Sucedió hace ya algunos años en nuestra ciudad, y desgraciadamente, en el seno de las ligas deportivas de la Universidad Autónoma de Tamaulipas: un pequeño aspirante a jugador de fútbol que negado en sus derechos por haber sido diagnosticado con diabetes mellitus tipo 1.
El caso iba a ir lejos, a no ser de la siempre oportuna intervención del entonces secretario general de la UAT, MVZ Fernando Arizpe García, quien ordenó a quien correspondía no violar los derechos del menor.
Nunca hubo problemas con el chico: se desenvolvió bien y supo conjugar la diabetes con el deporte. Nada extraordinario cuando se hacen bien las cosas.
El caso vuelve a presentarse en nuestro país, y específicamente en el municipio de Cajeme, en Sonora, donde retrógradas pseudo educadores dieron de baja a un pequeño de 8 años de edad por tener diabetes, argumentando que el personal no tiene la capacitación necesaria para enfrentar este problema de salud.
El diario El Universal, de circulación nacional , da cuenta del hecho y hace ver que en este asunto el secretario de Educación y Cultura sonorense Jorge Luis Ibarra Mendívil informó que es un colegio particular, pero no precisó si habría sanciones o algo por el estilo. Postura muy común en funcionarios y servidores públicos: discurso, demagogia y nada de acción.
La Comisión Estatal de Derechos Humanos ha intervenido en Sonora y al parecer reincorporarán al pequeño a sus clases luego de haber sufrido la discriminación que en infinidad de ocasiones sufrimos quienes vivimos con diabetes.
La discriminación va desde el hecho de llegar a sitios de comida donde no existen bebidas para quien no consume azúcar. Pensará el lector que somos exagerados, pero en países desarrollados estas actitudes propician multas muy fuertes y señalamientos ante la discriminación de que somos objeto.
¿A que le temen los maestros del Bellavista?
Como personas preparadas debieron actuar con responsabilidad y madurez. El caso fue hecho del conocimiento de la Federación Mexicana de Diabetes A.C. para que se haga algo al respecto y no se permita más esta y otras formas discriminatorias para poco más del 14 por ciento de mexicanos que vivimos con diabetes.

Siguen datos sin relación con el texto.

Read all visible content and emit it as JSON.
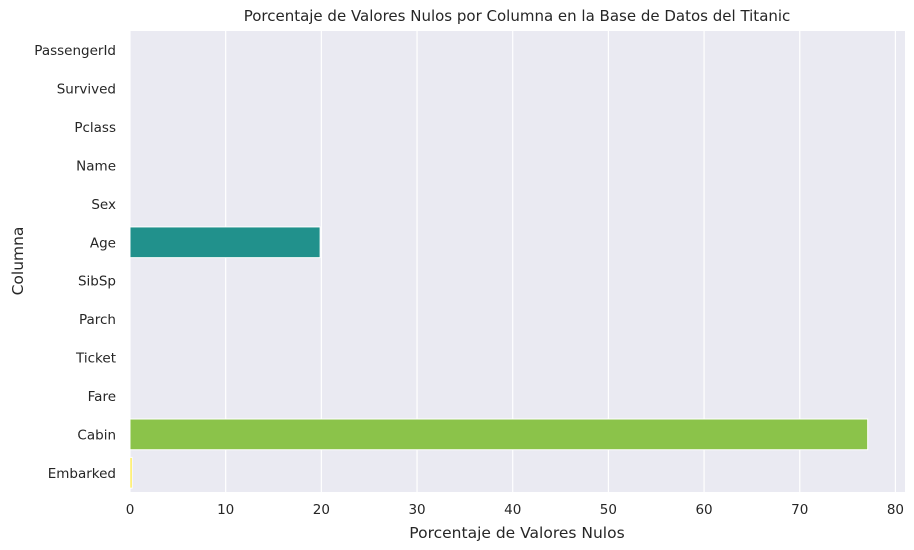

Nos sentimos en tiempos en que hombres de piel oscura eran marginados, o de otras etnias, clases sociales e inclusive religiones, donde se supone, todos somos hijos de Dios.
No podemos quedarnos callados ante estas acciones y debemos actuar. A las autoridades sanitarias, de derechos humanos,. De salud y otras, exigir que nos traten como a todos los mexicanos. No es posible, por ejemplo, que en el cuadro básico no existan los medicamentos todos que se necesitan para ciertos casos de enfermedades como la nuestra.
No más discriminación es el clamor de todos nosotros. Hacemos eco en la queja que de no ser por los medios de comunicación no hubiera pasado nada.
Está comprobado que esos cobardes como autoridades del colegio Bellavista tienen más miedo a una nota en donde se les exhiba que a una acción legal, quizá porque lo legal no funciona muy bien que digamos.
Es aquí donde quisiéramos hacer notar a quienes ingresarán al nuevo grupo de legisladores en Tamaulipas, que se hagan valer nuestros derechos y en la Ley General de Salud del estado se establezcan multas muy elevadas para quien siga discriminando a cualquier persona, mexicano, tamaulipeco, ser humano, pues.
No se debe permitir este tipo de cosas: hay que denunciar ante todas las instancias posibles.
Este caso y el que describimos con anterioridad son significativos, pero no debemos dejar que prevalezcan, que se aumente el número, sino por el contrario, pugnar por la equidad no de género, sino de todo tipo para toda la gente.
Somos partícipes de un mundo con equidad, es decir, en español claro: todos iguales para todos, nadie es de sangre azul, pues.